Oak Street Health, which is now also owned by CVS Health, is one of these risk-bearing delivery organizations. It’s clear what CVS Health is trying to do from a strategic perspective.
Another entity mentioned is CenterWell, the provider organization owned by Humana (NYSE: HUM). CenterWell has three pillars currently: pharmacy, primary care and home health.
Over the next few years, CenterWell President Dr. Sanjay Shetty wants home health care to play an even larger role in the entity’s overall value-based care goals.
“I think the intent, with our pivot into value-based models for the home, is to first prove [things out],” Shetty told me this week. “We are making those investments within the business and within the clinical model, in order to change the way we’re doing things – to orient the teams on the ground towards the outcome. We’re still probably in the early days of that journey, but it’s been exciting.”
– Hybrids: “Entities that own risk-bearing delivery assets and offer VBP enablement services to external providers.”
A prime hybrid, which HHCN has covered extensively, is VillageMD. A primary care provider with a home- and community-based focus, VillageMD is backed by Walgreens Boots Alliance (Nasdaq: WBA).

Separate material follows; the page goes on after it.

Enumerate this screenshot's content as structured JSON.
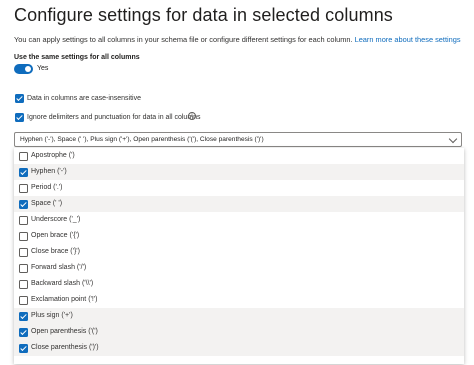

The latter has put up over $6 billion behind the former’s business.
“Home-based care is just going to become even more important,” Dr. Clive Fields, VillageMD’s co-founder and CMO, told Home Health Care News in 2021. “With the use of technology, teams and analytics, we think we can drive the same kinds of results for people who previously just may not have that access, either because of where they lived or because of the transportation that was available to them.”
Where providers stand
Some providers are taking on risk without a partner, through a Program of All-Inclusive Care for the Elderly (PACE), for instance. Some are partnering with PACE programs, too.
Other home-based care providers are partnering with health plans in value-based arrangements, though historically those have been on a more limited basis.

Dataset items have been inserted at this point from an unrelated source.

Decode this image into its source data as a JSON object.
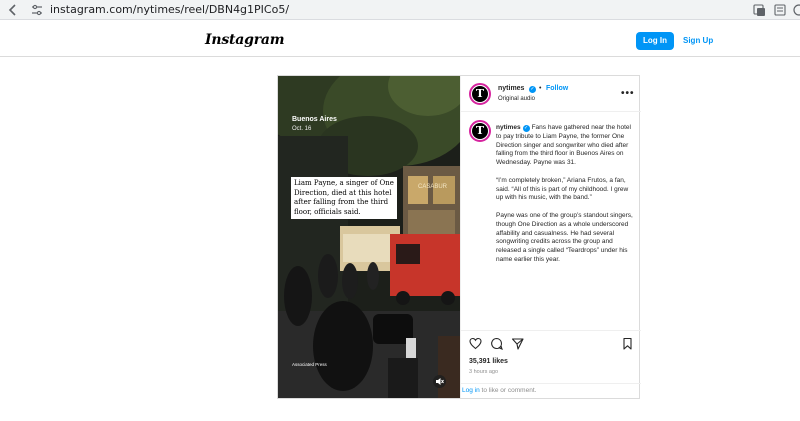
{
  "browser": {
    "url": "instagram.com/nytimes/reel/DBN4g1PICo5/",
    "icons": [
      "back-icon",
      "site-settings-icon",
      "translate-icon",
      "reader-mode-icon"
    ]
  },
  "header": {
    "logo": "Instagram",
    "login_label": "Log In",
    "signup_label": "Sign Up"
  },
  "post": {
    "account": "nytimes",
    "follow_label": "Follow",
    "separator": "•",
    "audio_label": "Original audio",
    "avatar_letter": "T",
    "media": {
      "location": "Buenos Aires",
      "date": "Oct. 16",
      "caption": "Liam Payne, a singer of One Direction, died at this hotel after falling from the third floor, officials said.",
      "credit": "Associated Press",
      "storefront_sign": "CASABUR"
    },
    "comment": {
      "username": "nytimes",
      "paragraph1": "Fans have gathered near the hotel to pay tribute to Liam Payne, the former One Direction singer and songwriter who died after falling from the third floor in Buenos Aires on Wednesday. Payne was 31.",
      "paragraph2": "“I’m completely broken,” Ariana Frutos, a fan, said. “All of this is part of my childhood. I grew up with his music, with the band.”",
      "paragraph3": "Payne was one of the group’s standout singers, though One Direction as a whole underscored affability and casualness. He had several songwriting credits across the group and released a single called “Teardrops” under his name earlier this year."
    },
    "likes": "35,391 likes",
    "time_ago": "3 hours ago",
    "login_link": "Log in",
    "login_suffix": " to like or comment.",
    "colors": {
      "accent": "#0095f6",
      "avatar_ring": "#d6249f",
      "text": "#262626",
      "muted": "#8e8e8e"
    }
  }
}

Home-based health care is lower-cost care, and also drives desirable outcomes when delivered correctly. Therefore, the aforementioned three types of value-based entities could all use home-based care providers. At the same time, the providers would also benefit from engaging with organizations already set up to deliver legitimate value- and risk-based care.
The first step is generally a cultural change, which is something I noted in last week’s update as well.

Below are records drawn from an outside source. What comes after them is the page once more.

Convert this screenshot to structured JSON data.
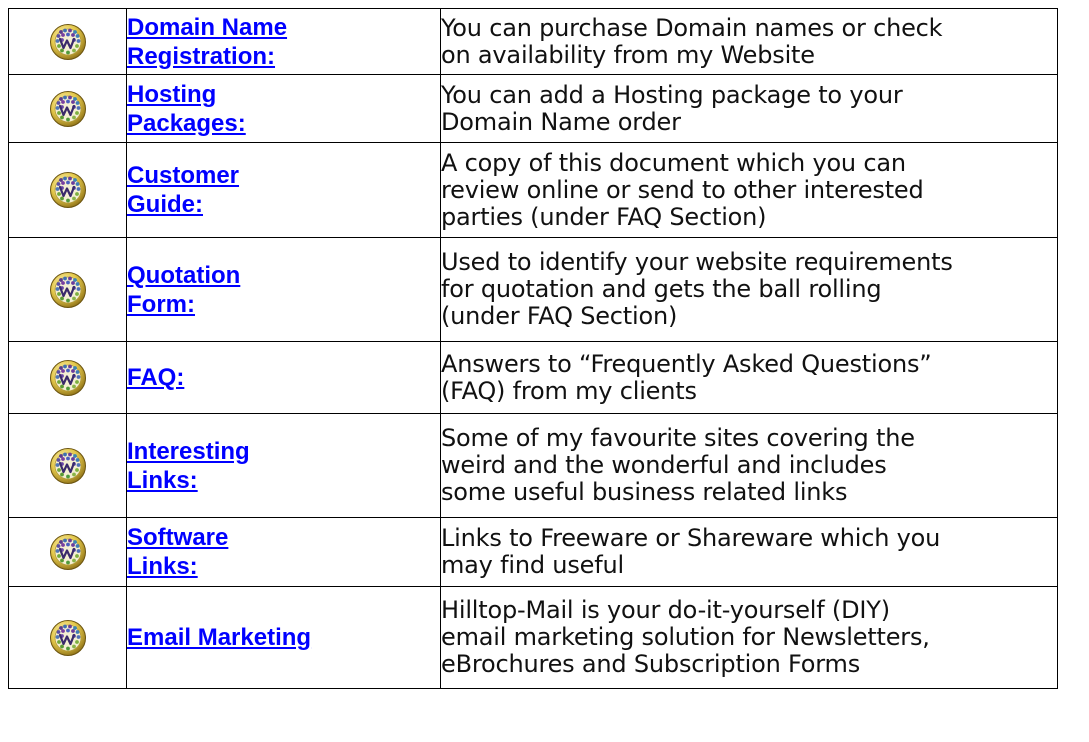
{
  "rows": [
    {
      "link": "Domain Name\nRegistration:",
      "desc": "You can purchase Domain names or check\non availability from my Website"
    },
    {
      "link": "Hosting\nPackages:",
      "desc": "You can add a Hosting package to your\nDomain Name order"
    },
    {
      "link": "Customer\nGuide:",
      "desc": "A copy of this document which you can\nreview online or send to other  interested\nparties (under FAQ Section)"
    },
    {
      "link": "Quotation\nForm:",
      "desc": "Used to identify your website requirements\nfor quotation and gets the ball rolling\n(under FAQ Section)"
    },
    {
      "link": "FAQ:",
      "desc": "Answers to “Frequently Asked  Questions”\n(FAQ) from my clients"
    },
    {
      "link": "Interesting\nLinks:",
      "desc": "Some of my favourite sites covering the\nweird and the wonderful and includes\nsome useful business related links"
    },
    {
      "link": "Software\nLinks:",
      "desc": "Links to Freeware or Shareware which you\nmay find useful"
    },
    {
      "link": "Email Marketing",
      "desc": "Hilltop-Mail is your do-it-yourself (DIY)\nemail marketing solution for Newsletters,\neBrochures and Subscription Forms"
    }
  ],
  "colors": {
    "link": "#0000ff",
    "text": "#111111",
    "border": "#000000"
  },
  "icon": "globe-logo-icon"
}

“I think the first relationship that you must establish – and this sounds a little hokey – is a pretty good internal harmony with your employee base, your stakeholders, your board, your governance, structure, whatever that might be,” Chapters Health System Andrew Molosky told me last month. “Because nothing will waylay an organization faster than when you have people viewing the priorities differently.”
CMS’ spotlight on value-based care reaffirms their commitment to the 2030 initiative, but it also proves just how behind many providers still are.
The webpage goes over some of the basics of value-based care – why it matters and how it can be achieved.
“CMS just launched a new Value-Based Care Spotlight page that explains in plain language what we mean by value-based care,” CMS Deputy Administrator and Director Liz Fowler said in a statement. “How it supports patients and providers, and why value-based care is important.”
Even if most home-based care providers are behind, value-based care will have to wait.
Time is of the essence, but health plans, patients and risk-enabled providers need home-based health care to truly provide the value-based care CMS wants.
“As with other healthcare organizations, entities in this segment are expanding their in-home care capabilities to support patients and caregivers in low-cost, convenient settings and a growing cohort of home-based innovators is emerging, each with slightly different approaches to optimizing in-home care,” the HMA report read.